Seeing as we are not going to change UID allocations, the auth server will use a time-based cache with a short TTL (30 seconds) for the very happy path (in which the username already has an assigned UID), to avoid bursts of backend reads as a result of a new username logging into several different servers for the first time in quick succession (with a tsh multi-host command or with something like Ansible). Since there's no expectation that any given value will be heavily read (since, in theory, each host will read each user at most once) and every write will require hard reads and atomic operations, we don't expect to need to replicate the data in the auth cache or to support watching, at least in the first implementation.

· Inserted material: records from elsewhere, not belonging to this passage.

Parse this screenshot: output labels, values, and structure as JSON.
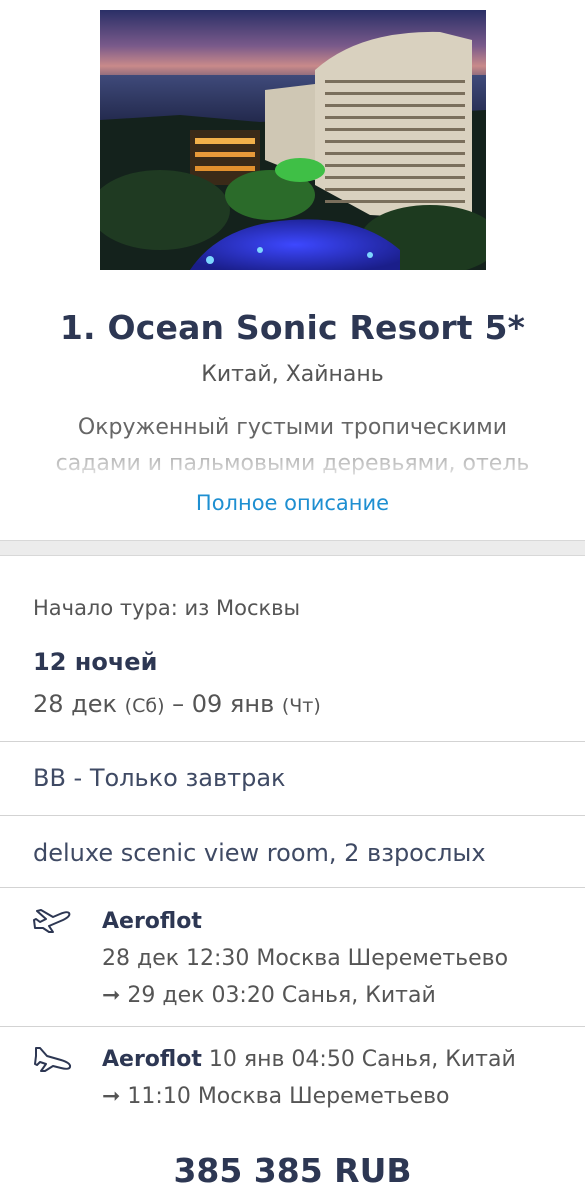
{
  "hotel": {
    "title": "1. Ocean Sonic Resort 5*",
    "location": "Китай, Хайнань",
    "description_line1": "Окруженный густыми тропическими",
    "description_line2": "садами и пальмовыми деревьями, отель",
    "full_description_link": "Полное описание",
    "photo_icon": "hotel-photo"
  },
  "tour": {
    "start": "Начало тура: из Москвы",
    "nights": "12 ночей",
    "date_from": "28 дек",
    "dow_from": "(Сб)",
    "dash": "–",
    "date_to": "09 янв",
    "dow_to": "(Чт)"
  },
  "meal": "BB - Только завтрак",
  "room": "deluxe scenic view room, 2 взрослых",
  "flights": {
    "outbound": {
      "icon": "plane-takeoff-icon",
      "airline": "Aeroflot",
      "line1": "28 дек 12:30 Москва Шереметьево",
      "line2": "➞ 29 дек 03:20 Санья, Китай"
    },
    "return": {
      "icon": "plane-landing-icon",
      "airline": "Aeroflot",
      "line1_rest": " 10 янв 04:50 Санья, Китай",
      "line2": "➞ 11:10 Москва Шереметьево"
    }
  },
  "price": "385 385 RUB",
  "colors": {
    "title": "#2d3753",
    "link": "#1e8fd1",
    "divider": "#d3d3d3"
  }
}
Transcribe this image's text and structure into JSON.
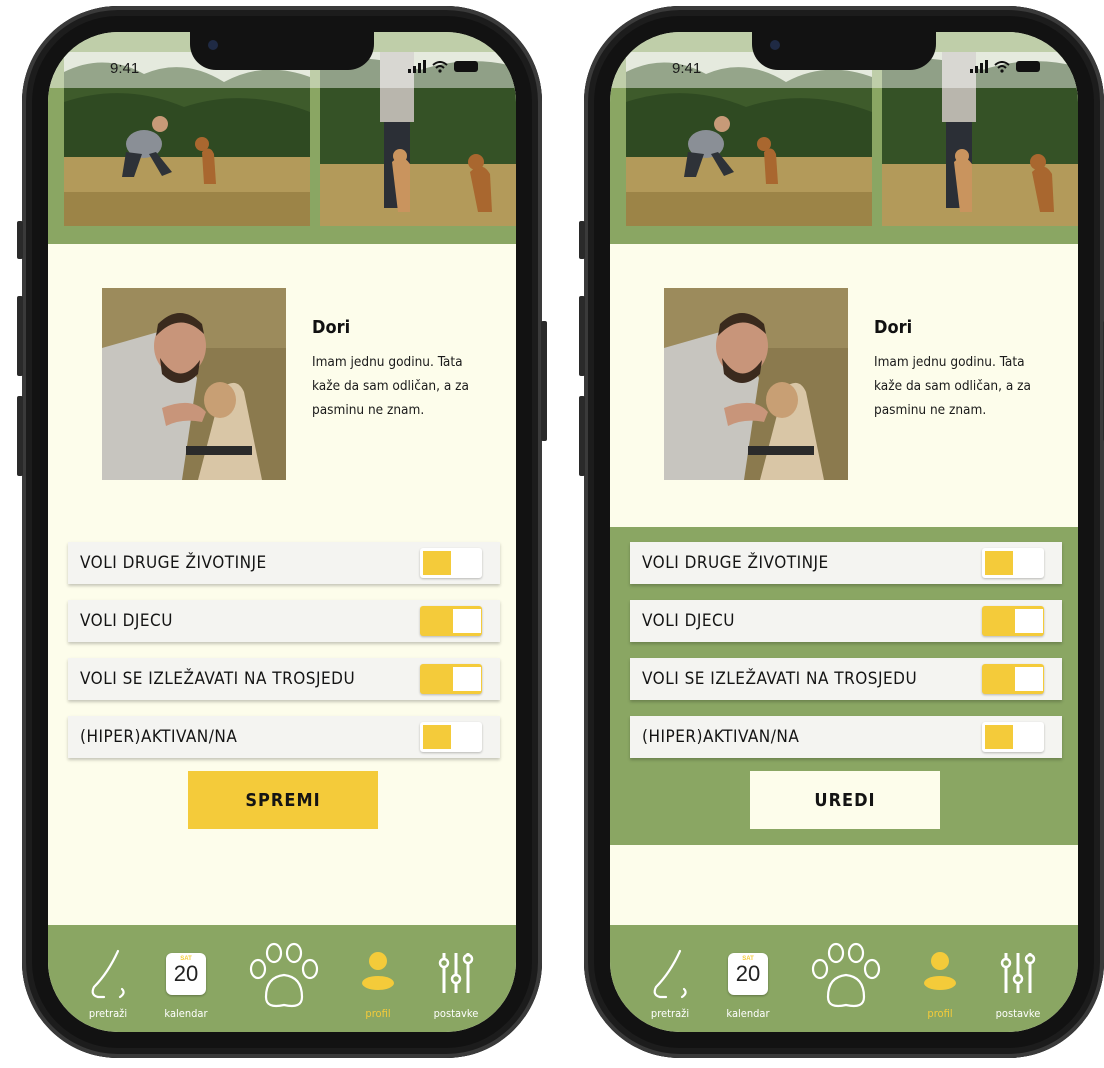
{
  "status_bar": {
    "time": "9:41"
  },
  "screens": [
    {
      "dog": {
        "name": "Dori",
        "bio": "Imam jednu godinu. Tata kaže da sam odličan, a za pasminu ne znam."
      },
      "traits": [
        {
          "label": "VOLI DRUGE ŽIVOTINJE",
          "on": false
        },
        {
          "label": "VOLI DJECU",
          "on": true
        },
        {
          "label": "VOLI SE IZLEŽAVATI NA TROSJEDU",
          "on": true
        },
        {
          "label": "(HIPER)AKTIVAN/NA",
          "on": false
        }
      ],
      "action_label": "SPREMI"
    },
    {
      "dog": {
        "name": "Dori",
        "bio": "Imam jednu godinu. Tata kaže da sam odličan, a za pasminu ne znam."
      },
      "traits": [
        {
          "label": "VOLI DRUGE ŽIVOTINJE",
          "on": false
        },
        {
          "label": "VOLI DJECU",
          "on": true
        },
        {
          "label": "VOLI SE IZLEŽAVATI NA TROSJEDU",
          "on": true
        },
        {
          "label": "(HIPER)AKTIVAN/NA",
          "on": false
        }
      ],
      "action_label": "UREDI"
    }
  ],
  "nav": {
    "search": "pretraži",
    "calendar": "kalendar",
    "calendar_day": "SAT",
    "calendar_date": "20",
    "profile": "profil",
    "settings": "postavke"
  },
  "colors": {
    "green": "#8aa663",
    "cream": "#fdfdeb",
    "yellow": "#f4cb3a"
  }
}
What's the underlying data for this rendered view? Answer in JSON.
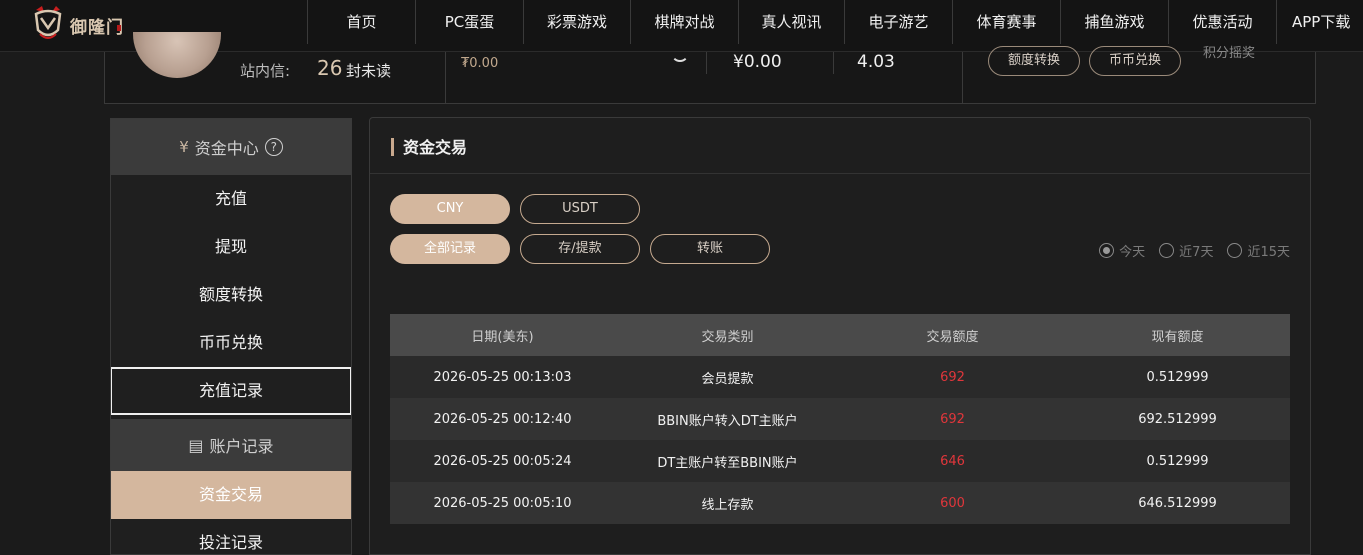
{
  "brand": {
    "name": "御隆门"
  },
  "nav": [
    "首页",
    "PC蛋蛋",
    "彩票游戏",
    "棋牌对战",
    "真人视讯",
    "电子游艺",
    "体育赛事",
    "捕鱼游戏",
    "优惠活动",
    "APP下载"
  ],
  "user_strip": {
    "mail_label": "站内信:",
    "mail_count": "26",
    "mail_unread": "封未读",
    "small_balance": "₮0.00",
    "balance_cny": "¥0.00",
    "balance_other": "4.03",
    "btn_transfer": "额度转换",
    "btn_exchange": "币币兑换",
    "tail_text": "积分摇奖"
  },
  "sidebar": {
    "section1": "资金中心",
    "help": "?",
    "items": [
      "充值",
      "提现",
      "额度转换",
      "币币兑换",
      "充值记录"
    ],
    "section2": "账户记录",
    "items2": [
      "资金交易",
      "投注记录"
    ]
  },
  "panel": {
    "title": "资金交易",
    "currency_tabs": [
      "CNY",
      "USDT"
    ],
    "type_tabs": [
      "全部记录",
      "存/提款",
      "转账"
    ],
    "periods": [
      "今天",
      "近7天",
      "近15天"
    ],
    "selected_period": "今天"
  },
  "table": {
    "headers": [
      "日期(美东)",
      "交易类别",
      "交易额度",
      "现有额度"
    ],
    "rows": [
      [
        "2026-05-25 00:13:03",
        "会员提款",
        "692",
        "0.512999"
      ],
      [
        "2026-05-25 00:12:40",
        "BBIN账户转入DT主账户",
        "692",
        "692.512999"
      ],
      [
        "2026-05-25 00:05:24",
        "DT主账户转至BBIN账户",
        "646",
        "0.512999"
      ],
      [
        "2026-05-25 00:05:10",
        "线上存款",
        "600",
        "646.512999"
      ]
    ]
  },
  "colors": {
    "accent": "#d4b79e",
    "amount": "#e0363b",
    "background": "#1b1b1b"
  }
}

The ObtainUIDForUsername rpc will require create+read permissions on the stable_unix_user pseudo-kind, which will be granted to the Node builtin role. The ListStableUNIXUsers rpc will require read+list permissions, which can be assigned to a user or bot for inspection and automation, and will be granted to the preset auditor role.
Assuming that the UID range chosen by the cluster admin doesn't implicitly grant extra permissions to the provisioned users somehow, there should be no difference in behavior on the machines running the Teleport SSH server, other than picking a UID rather than letting the system tooling pick an available one from the local user database.
As a side effect of ObtainUIDForUsername, after creating a new username/UID association, we will emit an audit log event (stable_unix_user.create) containing the username, the associated UID and the host ID of the SSH server that issued the request.
The grpc_server_handled_total prom metric will keep track of uses and failures of the ObtainUIDForUsername RPC; depending on the specifics of the implementation we might add metrics to count LRU cache hits and misses, internal retries caused by contention, and "slow path" UID allocation fallbacks (hopefully caused by configuration changes and not bugs).